Onload User Guide (UG1586)

Document ID
UG1586
Release Date
2026-01-22
Revision
1.4 English

The X4 Express datapath uses a new performance optimized CTPIO implementation with cut-through on PCIe, which provides further reductions to send latency. This means that if a PCIe error occurs during a CTPIO send the host software must handle it, as detailed below.

The PCIe Gen5.0 specification states a maximum bit error rate (BER) of 1E-12. AMD has not seen evidence of any PCIe errors occurring with X4 adapters during extensive testing over multiple months on multiple different OEM production servers.

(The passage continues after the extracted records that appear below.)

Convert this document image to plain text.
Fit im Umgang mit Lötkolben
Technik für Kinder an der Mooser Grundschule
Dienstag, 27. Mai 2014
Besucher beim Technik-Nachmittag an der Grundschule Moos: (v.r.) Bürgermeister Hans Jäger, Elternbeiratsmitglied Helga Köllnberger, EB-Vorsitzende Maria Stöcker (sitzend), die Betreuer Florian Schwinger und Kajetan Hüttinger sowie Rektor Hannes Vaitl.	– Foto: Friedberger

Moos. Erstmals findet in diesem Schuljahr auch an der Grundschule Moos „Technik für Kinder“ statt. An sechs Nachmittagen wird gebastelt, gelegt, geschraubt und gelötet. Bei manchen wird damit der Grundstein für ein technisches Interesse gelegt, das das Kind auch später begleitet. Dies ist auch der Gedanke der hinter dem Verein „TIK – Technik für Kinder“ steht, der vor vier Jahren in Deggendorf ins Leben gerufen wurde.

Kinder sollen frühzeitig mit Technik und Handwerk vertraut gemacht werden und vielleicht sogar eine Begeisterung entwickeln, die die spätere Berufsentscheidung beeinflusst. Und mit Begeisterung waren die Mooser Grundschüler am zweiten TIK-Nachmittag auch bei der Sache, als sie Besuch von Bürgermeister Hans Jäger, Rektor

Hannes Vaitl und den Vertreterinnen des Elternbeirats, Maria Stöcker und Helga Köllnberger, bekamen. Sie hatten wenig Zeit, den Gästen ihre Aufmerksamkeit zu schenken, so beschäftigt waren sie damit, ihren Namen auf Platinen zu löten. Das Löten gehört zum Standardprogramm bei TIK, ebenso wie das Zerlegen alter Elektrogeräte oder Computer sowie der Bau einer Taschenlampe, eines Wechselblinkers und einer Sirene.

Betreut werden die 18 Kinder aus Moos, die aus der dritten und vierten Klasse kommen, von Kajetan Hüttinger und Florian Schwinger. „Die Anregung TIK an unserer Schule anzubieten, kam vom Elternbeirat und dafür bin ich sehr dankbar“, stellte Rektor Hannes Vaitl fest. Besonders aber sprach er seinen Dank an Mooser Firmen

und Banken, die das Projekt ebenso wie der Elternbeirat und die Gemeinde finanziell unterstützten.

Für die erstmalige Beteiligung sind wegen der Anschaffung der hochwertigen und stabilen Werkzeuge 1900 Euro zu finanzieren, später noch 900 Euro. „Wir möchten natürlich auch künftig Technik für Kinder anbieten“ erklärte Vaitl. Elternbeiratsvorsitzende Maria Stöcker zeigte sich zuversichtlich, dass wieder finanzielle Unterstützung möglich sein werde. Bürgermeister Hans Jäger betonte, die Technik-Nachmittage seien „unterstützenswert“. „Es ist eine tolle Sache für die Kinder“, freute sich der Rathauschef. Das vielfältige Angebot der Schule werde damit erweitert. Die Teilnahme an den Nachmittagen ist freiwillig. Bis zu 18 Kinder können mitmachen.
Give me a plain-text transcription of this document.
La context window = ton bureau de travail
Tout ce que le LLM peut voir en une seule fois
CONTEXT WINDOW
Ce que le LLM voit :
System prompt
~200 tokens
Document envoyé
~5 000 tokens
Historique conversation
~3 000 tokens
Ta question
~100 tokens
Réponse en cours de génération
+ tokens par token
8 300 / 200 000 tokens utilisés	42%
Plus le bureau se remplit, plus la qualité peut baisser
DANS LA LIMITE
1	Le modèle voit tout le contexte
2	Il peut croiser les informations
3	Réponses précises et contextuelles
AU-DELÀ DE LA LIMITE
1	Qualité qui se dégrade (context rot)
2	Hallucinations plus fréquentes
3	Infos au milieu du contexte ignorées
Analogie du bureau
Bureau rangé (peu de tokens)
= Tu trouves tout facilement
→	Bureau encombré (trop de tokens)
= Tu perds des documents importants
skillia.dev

If a PCIe error occurs in the middle of a CTPIO send, the adapter sends an EF_EVENT_TYPE_TX_ERROR to the host software.

Onload detects this situation. On detection it increments the tx_error_events counter in onload_stackdump lots. It also logs this condition with a TX_ERROR like:

oo:udpsend[65889]: netif: [0] intf 0 TX_ERROR 7 [ev:3]

By default Onload automatically recovers by restarting the TXQ. Packets which are sent during the recovery period are dropped. To disable automatic recovery for a stack, configure EF_ENABLE_TX_ERROR_RECOVERY=0.

TCP normally retransmits any outgoing packets which have not been acknowledged. If TCP retransmission is undesirable for this use case, then configure EF_TCP_RST_DELAYED_CONN=1 so that if a TCP Retransmit Time Out occurs the TCP connection is reset instead of resending the packet.